Breaking the Middle-Income Trap: Why Fiscal Decentralization Matters for Kazakhstan
The Asian Development Bank–led study argues that Kazakhstan’s future growth depends on moving beyond commodity dependence by empowering regions through fiscal decentralization, stronger local revenues, and fair redistribution. By giving local governments more financial autonomy while using robust equalization to reduce regional gaps, Kazakhstan can escape the middle-income trap and achieve more balanced, resilient development nationwide.
Kazakhstan stands at a decisive moment in its development journey, according to a major study produced by the Asian Development Bank in partnership with the Government of Kazakhstan, the Economic Research Institute under the Ministry of National Economy, and researchers from the London School of Economics and Political Science. After more than three decades of strong but uneven growth since independence, the country now faces mounting risks linked to economic volatility, heavy reliance on commodities, and widening regional disparities. The report argues that without structural reforms, Kazakhstan could slip into a middle-income trap, where growth slows and convergence toward high-income status stalls.

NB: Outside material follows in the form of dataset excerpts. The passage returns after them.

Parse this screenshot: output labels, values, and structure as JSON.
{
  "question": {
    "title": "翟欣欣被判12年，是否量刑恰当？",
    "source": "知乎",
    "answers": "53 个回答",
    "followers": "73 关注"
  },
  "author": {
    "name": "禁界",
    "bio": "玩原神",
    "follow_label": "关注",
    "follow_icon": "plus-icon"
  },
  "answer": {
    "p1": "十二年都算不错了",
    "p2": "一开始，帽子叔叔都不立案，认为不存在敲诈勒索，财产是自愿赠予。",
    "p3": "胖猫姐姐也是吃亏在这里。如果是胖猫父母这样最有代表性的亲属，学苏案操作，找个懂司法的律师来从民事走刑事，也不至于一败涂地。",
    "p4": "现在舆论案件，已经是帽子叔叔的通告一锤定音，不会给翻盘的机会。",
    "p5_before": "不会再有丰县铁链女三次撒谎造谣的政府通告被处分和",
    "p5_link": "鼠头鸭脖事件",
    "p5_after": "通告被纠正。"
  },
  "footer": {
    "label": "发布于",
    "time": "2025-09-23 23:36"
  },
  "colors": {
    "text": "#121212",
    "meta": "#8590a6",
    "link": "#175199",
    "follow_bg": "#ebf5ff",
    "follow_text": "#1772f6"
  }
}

Growth success, but built on shaky ground
Kazakhstan’s economic record since the 1990s is impressive. After a severe contraction during the transition from central planning, the economy rebounded strongly in the 2000s, powered by oil, gas, and mineral revenues. This resource-driven boom lifted incomes and helped Kazakhstan reach upper-middle-income status. Yet growth has been highly volatile, closely tracking global commodity prices. Outside the extractive sectors, productivity gains have been modest, and recent growth has lagged behind that of other middle-income countries. The report warns that continued dependence on hydrocarbons leaves the economy exposed to external shocks and limits the development of more innovative, knowledge-intensive activities.
Deep regional divides hold back national growth
One of the report’s strongest messages is that Kazakhstan’s growth problem is also a territorial one. Economic activity and well-being are concentrated in a few urban centers and resource-rich western regions, notably Almaty city, Astana, and Atyrau. In contrast, many southern and eastern oblasts struggle with weaker infrastructure, poorer education and health outcomes, and limited innovation capacity. These gaps are not just unfair; they are inefficient. Lagging regions represent untapped economic potential, and persistent inequality risks social discontent while dragging down overall national performance. The authors stress that balanced regional development is essential for sustained long-term growth.

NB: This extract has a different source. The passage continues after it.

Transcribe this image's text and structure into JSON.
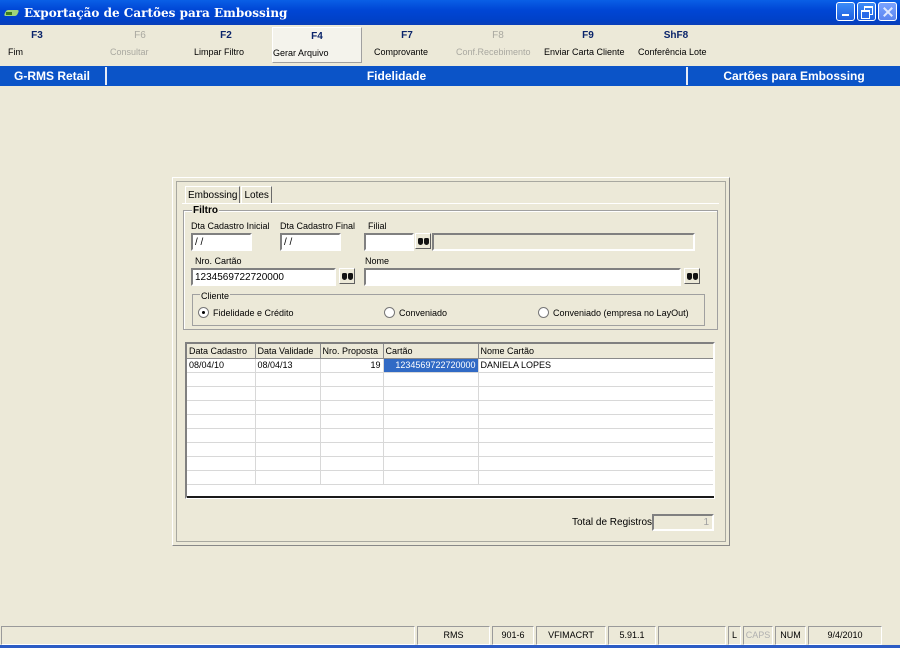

Why fiscal decentralization matters
The report identifies fiscal decentralization as a key tool to unlock regional potential. Despite ambitious national goals under the Kazakhstan National Development Plan, subnational governments remain highly dependent on central transfers and have limited control over revenues and spending. Local authorities often lack the resources and flexibility to invest in infrastructure, skills, or business support tailored to local needs. By devolving greater fiscal powers, Kazakhstan could strengthen local accountability, improve public service delivery, and allow regions to pursue development strategies that reflect their own strengths. International experience from countries such as Brazil, the People’s Republic of China, and Germany shows that decentralization can support growth, but only when institutions are strong and rules are clear.
Making decentralization fair and effective
The report emphasizes that decentralization must go hand in hand with fiscal equalization. As regions gain more revenue powers, differences in fiscal capacity would otherwise widen. Drawing lessons from Australia, Canada, and Germany, the authors argue for a transparent, formula-based equalization system that ensures all regions can fund basic public services while still rewarding economic effort. They present several scenarios showing how transfers based on population, income, wellbeing, and development risks could significantly reduce regional disparities. The report also outlines practical steps, such as modernizing property taxation, allowing regions to retain a share of national taxes, devolving selected fees, and strengthening local administrative capacity.
Toward a new growth model
The report frames fiscal decentralization and equalization as central elements of a new growth model for Kazakhstan. Empowering regions to invest in people, innovation, and infrastructure, while ensuring poorer areas are not left behind, can help the country move beyond commodity dependence and build a more resilient, inclusive economy. Success will depend not only on technical tax reforms but also on stronger local institutions, better data, greater transparency, and sustained political commitment. If these conditions are met, Kazakhstan has a realistic opportunity to escape the middle-income trap and achieve more balanced, durable prosperity across all its regions.